April 9, 2020 – Holy Thursday, Evening Mass of the Lord’s Supper
Click here for the readings (http://cms.usccb.org/bible/readings/040920-lord-s-supper.cfm)
Typically, around four in the afternoon, I usually go to the kitchen. I customarily look and eat for a little bowl of rice as well as any dish left from our lunch. Yet, in this time of quarantine due to COVID 19, we have limited stocks. And, we rarely have leftover from lunch. It is quite a struggle for me, as I would feel hungry. : )
Nowadays, it is common to see in the news people cueing long lines just to buy food. Others are waiting to receive food packs from the ration. If not, they would go to their barangay halls and would ask their officials for it. Hence, this limitation to have sufficient food makes us realize its importance. Food is life, right?
This situation also happens in our Eucharist. Our churches don’t have public masses due to COVID 19, a lot of people now realize its importance. A number of them crave for it, especially in this time of Holy Week. Recently, I become aware that some of my friends would set their notifications to know the schedules for our live streaming masses. (Kaya, wag na nating hintayin na tuluyang mawala pa para malaman mo na mahalaga pala. #hugot.)
Indeed, the Eucharist is food. It is our food for our soul. That is why, among the seven major sacraments, it is the only one that we celebrate daily. It is for the reason that it is the source of our Christian life. It energizes our mind and spirit. (So, Eucharist is lifer, diba?)
Tonight we celebrate the Holy Thursday Evening Mass of the Lord’s Supper. At this moment, we commemorate the mystery of the institution of the Eucharist. We don’t only remember the tradition of the new Passover of Jesus, but we also make it a present reality. It is because, in the Eucharist, Jesus himself becomes the sacrificial Lamb. It is his own body and blood being offered for our salvation. Jesus also becomes the bread, as we have heard in the Second Reading, from the first letter of Paul to the Corinthians. He clearly said, “This is my body that is for you. Do this in remembrance of me.”
True enough, the Eucharist is Jesus Christ himself. So, every time we take the Eucharist, we received the source of life and grace. Every time we take the Eucharist, we received the source of our growth in faith, hope, and charity. Every time we take the Eucharist, we share the divinity of Christ Jesus, who humbled himself to share in our humanity. So, you and I become one with Jesus. We are in communion with Him.
Yet, we don’t just stop there receiving Him. In today’s gospel, as Jesus instituted the Eucharist, He also instituted priesthood together His commandment of service and love. We have heard how Jesus humbled himself and washed the feet of the disciples.
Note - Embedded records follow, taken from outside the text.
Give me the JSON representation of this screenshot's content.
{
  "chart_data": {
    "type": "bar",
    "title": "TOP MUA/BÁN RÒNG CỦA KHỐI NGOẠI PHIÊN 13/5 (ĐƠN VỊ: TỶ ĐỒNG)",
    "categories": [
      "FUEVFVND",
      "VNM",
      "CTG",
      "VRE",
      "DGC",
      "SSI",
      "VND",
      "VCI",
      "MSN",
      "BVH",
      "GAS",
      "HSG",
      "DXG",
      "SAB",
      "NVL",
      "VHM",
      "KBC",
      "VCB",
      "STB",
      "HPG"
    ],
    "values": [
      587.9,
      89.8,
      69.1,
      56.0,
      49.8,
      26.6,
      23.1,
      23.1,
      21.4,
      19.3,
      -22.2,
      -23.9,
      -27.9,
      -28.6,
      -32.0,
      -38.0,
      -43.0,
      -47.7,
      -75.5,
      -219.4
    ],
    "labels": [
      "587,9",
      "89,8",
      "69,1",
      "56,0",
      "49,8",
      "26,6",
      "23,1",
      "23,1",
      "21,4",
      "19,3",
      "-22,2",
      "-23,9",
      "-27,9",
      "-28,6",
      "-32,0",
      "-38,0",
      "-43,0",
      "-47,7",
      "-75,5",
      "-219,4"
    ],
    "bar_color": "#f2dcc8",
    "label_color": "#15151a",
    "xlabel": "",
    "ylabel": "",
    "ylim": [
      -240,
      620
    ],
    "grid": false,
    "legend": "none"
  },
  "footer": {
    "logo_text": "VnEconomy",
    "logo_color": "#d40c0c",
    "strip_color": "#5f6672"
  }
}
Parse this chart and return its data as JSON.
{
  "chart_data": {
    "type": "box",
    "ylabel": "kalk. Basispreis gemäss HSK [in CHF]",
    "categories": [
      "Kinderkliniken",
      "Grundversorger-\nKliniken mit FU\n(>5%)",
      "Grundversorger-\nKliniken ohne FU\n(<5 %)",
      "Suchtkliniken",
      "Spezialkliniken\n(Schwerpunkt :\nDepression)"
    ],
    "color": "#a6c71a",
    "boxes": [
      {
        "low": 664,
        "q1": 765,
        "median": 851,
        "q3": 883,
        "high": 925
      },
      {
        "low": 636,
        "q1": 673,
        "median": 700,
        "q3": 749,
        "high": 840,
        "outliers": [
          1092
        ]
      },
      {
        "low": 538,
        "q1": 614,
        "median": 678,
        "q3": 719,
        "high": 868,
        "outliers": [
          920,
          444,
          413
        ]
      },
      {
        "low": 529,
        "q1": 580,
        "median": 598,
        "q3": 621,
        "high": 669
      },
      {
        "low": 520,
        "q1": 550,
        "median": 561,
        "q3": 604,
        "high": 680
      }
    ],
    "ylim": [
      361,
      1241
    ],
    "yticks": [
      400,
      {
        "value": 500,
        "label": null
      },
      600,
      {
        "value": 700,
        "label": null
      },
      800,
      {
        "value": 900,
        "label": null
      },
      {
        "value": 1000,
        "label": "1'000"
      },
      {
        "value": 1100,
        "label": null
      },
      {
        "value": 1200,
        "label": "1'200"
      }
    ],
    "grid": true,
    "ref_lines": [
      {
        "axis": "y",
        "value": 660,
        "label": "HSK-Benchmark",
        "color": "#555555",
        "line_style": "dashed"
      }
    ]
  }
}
This act serves as a reminder for us to love and to serve one another, as he said: “I have given you a model to follow so that as I have done for you, you should also do.”
My brothers and sisters, we are commissioned by Jesus to become priests and servants for His people in His kingdom. By our baptism, we shared the office of the priesthood of Christ. It means you and I are called to pray, to serve, and to pastor others. In this trying times, Jesus invites us to pray for those afflicted with COVID disease that they may have hope and experience healing. We are also called to generously serve for those who are exhausted in helping others, such as medical frontliners and government workers. Further, we are called to pastor for those who have lost their faith because of suffering and of death of their loved ones.
In this mass, we ask for the grace of becoming like Jesus, the Eucharist. We pray that we, like a little bowl of leftovers, may still become a nourishing sacrament that brings faith for those broken-hearted, brings hope for those who are sick, and brings charitable love for those living in darkness. Amen.